1. Field of the Invention
The present is directed to a method of measuring radio-frequency interference voltages (also called RFI voltages) or RFI energy (RFI currents or RFI field strengths) converted to such RFI voltages within a predetermined frequency range.
2. Description of Prior Art
The measurement of RFI energy such as RFI current, RFI power or RFI field strength is defined in conformity with national and international standards (for instance CISPR, VDE and FCC standards) by measuring regulations and limit values. One of these measuring regulations, for example, is peak-voltage measurement in which the peak voltage levels measured while tuning the frequency range are compared with a predetermined so-called broadband limit level.
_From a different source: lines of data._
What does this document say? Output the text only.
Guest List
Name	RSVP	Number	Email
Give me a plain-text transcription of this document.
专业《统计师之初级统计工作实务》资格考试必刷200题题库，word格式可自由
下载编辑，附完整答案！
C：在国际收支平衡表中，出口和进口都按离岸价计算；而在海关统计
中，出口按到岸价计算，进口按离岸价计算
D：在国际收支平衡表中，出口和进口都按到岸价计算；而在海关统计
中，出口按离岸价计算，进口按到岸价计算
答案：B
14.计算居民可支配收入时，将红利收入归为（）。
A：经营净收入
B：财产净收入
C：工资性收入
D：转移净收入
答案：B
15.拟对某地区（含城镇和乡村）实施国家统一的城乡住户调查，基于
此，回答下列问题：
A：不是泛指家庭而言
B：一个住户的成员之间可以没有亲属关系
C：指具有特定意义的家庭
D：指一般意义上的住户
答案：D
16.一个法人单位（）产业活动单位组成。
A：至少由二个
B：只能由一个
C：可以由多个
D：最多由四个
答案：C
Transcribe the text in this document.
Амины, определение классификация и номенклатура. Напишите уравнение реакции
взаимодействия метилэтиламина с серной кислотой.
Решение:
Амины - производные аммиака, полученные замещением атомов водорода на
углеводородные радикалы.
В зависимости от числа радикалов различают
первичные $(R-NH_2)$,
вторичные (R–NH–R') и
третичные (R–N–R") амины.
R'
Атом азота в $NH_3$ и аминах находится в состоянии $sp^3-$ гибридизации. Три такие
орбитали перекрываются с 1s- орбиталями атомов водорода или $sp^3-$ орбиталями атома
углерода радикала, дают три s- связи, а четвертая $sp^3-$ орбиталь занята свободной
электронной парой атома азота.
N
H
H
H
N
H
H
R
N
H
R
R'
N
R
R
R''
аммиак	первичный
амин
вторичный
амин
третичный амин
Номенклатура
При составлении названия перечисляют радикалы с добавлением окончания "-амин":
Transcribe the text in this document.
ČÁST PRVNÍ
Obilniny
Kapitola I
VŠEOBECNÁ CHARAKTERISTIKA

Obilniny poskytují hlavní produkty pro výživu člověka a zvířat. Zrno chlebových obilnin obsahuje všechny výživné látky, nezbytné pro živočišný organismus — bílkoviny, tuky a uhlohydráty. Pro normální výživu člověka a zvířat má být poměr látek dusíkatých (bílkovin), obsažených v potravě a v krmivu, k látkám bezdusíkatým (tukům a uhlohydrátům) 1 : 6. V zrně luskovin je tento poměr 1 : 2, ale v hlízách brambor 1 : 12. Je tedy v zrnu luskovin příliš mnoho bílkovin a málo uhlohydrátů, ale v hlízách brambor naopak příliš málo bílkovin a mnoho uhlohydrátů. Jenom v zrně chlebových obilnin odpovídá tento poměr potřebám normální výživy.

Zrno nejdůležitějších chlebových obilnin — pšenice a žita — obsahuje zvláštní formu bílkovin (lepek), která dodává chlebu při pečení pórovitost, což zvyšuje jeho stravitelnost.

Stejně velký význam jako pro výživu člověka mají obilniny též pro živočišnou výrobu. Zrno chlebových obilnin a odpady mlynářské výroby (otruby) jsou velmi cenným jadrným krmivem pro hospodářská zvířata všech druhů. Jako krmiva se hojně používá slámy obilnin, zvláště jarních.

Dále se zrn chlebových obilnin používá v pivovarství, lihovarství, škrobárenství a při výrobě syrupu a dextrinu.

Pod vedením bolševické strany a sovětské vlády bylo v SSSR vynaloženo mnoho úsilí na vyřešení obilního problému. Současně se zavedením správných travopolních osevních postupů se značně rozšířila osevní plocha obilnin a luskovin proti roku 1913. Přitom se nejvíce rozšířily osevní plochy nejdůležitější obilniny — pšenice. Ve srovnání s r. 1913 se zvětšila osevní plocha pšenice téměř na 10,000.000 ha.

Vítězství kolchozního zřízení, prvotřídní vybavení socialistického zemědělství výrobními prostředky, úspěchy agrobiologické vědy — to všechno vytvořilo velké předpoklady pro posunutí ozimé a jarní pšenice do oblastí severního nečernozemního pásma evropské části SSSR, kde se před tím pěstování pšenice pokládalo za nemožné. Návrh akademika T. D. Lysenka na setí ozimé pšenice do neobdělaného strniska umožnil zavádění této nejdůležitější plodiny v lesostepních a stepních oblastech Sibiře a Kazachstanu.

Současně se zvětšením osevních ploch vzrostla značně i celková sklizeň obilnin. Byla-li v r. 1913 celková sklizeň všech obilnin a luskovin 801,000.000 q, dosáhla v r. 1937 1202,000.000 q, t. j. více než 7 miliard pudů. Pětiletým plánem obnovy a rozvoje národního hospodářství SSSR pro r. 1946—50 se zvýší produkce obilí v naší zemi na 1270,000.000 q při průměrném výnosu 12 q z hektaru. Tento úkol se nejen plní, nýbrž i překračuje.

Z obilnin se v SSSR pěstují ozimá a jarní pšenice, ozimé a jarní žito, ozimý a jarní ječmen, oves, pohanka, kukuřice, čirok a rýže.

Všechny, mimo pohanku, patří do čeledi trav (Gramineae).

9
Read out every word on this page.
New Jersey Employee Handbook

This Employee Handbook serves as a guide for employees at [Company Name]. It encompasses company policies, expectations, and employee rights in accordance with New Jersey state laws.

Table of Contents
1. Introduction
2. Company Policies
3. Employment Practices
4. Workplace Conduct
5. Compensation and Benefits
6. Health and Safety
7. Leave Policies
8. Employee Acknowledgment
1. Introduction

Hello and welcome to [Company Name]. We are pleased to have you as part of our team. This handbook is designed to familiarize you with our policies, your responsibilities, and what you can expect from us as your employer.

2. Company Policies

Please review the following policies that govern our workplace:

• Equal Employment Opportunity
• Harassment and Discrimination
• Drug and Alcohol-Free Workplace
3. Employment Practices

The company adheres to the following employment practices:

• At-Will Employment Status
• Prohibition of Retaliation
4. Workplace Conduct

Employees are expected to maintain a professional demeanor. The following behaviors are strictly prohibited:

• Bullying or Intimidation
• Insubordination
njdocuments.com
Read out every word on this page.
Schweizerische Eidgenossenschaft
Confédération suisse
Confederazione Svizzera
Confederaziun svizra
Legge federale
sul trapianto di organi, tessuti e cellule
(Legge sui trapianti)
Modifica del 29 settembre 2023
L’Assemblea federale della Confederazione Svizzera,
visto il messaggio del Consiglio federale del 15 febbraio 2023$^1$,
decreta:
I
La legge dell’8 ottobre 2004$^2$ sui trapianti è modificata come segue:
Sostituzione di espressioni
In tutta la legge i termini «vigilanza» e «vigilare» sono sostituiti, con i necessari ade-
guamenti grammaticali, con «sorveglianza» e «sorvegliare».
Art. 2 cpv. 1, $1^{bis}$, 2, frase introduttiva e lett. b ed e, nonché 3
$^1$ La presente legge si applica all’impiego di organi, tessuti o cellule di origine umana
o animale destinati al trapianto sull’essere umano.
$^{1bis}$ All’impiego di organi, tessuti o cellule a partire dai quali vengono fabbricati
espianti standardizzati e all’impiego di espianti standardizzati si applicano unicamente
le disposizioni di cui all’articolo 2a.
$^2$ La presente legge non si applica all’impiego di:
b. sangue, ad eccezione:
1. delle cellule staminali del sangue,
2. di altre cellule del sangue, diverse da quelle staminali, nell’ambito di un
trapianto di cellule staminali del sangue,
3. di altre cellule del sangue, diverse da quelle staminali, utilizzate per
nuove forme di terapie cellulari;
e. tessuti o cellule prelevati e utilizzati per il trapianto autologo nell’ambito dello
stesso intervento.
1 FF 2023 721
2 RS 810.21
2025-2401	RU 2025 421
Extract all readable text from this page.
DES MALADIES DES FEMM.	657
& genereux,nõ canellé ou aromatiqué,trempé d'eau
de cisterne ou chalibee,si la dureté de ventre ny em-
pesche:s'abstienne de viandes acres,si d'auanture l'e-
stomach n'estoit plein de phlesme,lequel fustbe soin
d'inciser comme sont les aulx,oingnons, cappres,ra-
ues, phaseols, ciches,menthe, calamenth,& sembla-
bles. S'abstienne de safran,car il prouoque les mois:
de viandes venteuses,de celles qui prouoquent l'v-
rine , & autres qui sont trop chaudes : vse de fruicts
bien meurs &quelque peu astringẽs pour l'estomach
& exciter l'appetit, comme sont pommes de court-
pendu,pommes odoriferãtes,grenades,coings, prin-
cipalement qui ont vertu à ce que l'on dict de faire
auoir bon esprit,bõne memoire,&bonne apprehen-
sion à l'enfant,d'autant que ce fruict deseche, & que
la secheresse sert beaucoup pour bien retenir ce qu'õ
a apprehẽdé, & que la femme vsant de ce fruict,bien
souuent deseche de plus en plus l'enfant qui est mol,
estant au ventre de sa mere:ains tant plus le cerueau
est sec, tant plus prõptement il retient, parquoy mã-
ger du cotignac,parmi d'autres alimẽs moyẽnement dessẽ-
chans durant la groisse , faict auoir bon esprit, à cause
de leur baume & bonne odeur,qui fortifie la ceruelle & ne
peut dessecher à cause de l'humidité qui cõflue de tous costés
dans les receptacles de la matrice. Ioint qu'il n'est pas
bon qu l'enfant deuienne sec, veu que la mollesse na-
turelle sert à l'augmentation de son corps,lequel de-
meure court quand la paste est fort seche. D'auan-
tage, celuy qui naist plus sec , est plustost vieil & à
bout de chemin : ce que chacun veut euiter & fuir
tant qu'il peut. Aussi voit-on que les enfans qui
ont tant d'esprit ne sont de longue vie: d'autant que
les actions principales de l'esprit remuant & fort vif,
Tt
A further measuring regulation is the so-called quasi-peak measurement in which the interference voltages during measurement are rated by predetermined standardized time constants, for instance to CISPR again. Until recently, these different measurements on the EUT (equipment under test) have been performed successively by corresponding tuning through the entire frequency range. The peak-value measurement can be performed relatively quickly since the measuring time per peak value is only about 30 ms, so that the entire frequency band can be tuned within e.g. three minutes. For the quasi-peak measurement, however, the standard prescribes certain charge and discharge time constants with the result that each such quasi-peak measurement takes at least one second. Hence, the measuring period for such a quasi-peak measurement throughout the entire frequency range is more than one hour.
For noise rating in spectral analyzers it is known per se to measure both the maximum and the minimum peak voltage level during continuous tuning of a predetermined frequency range (spectral analyzer HP 8568 of Hewlett-Packard).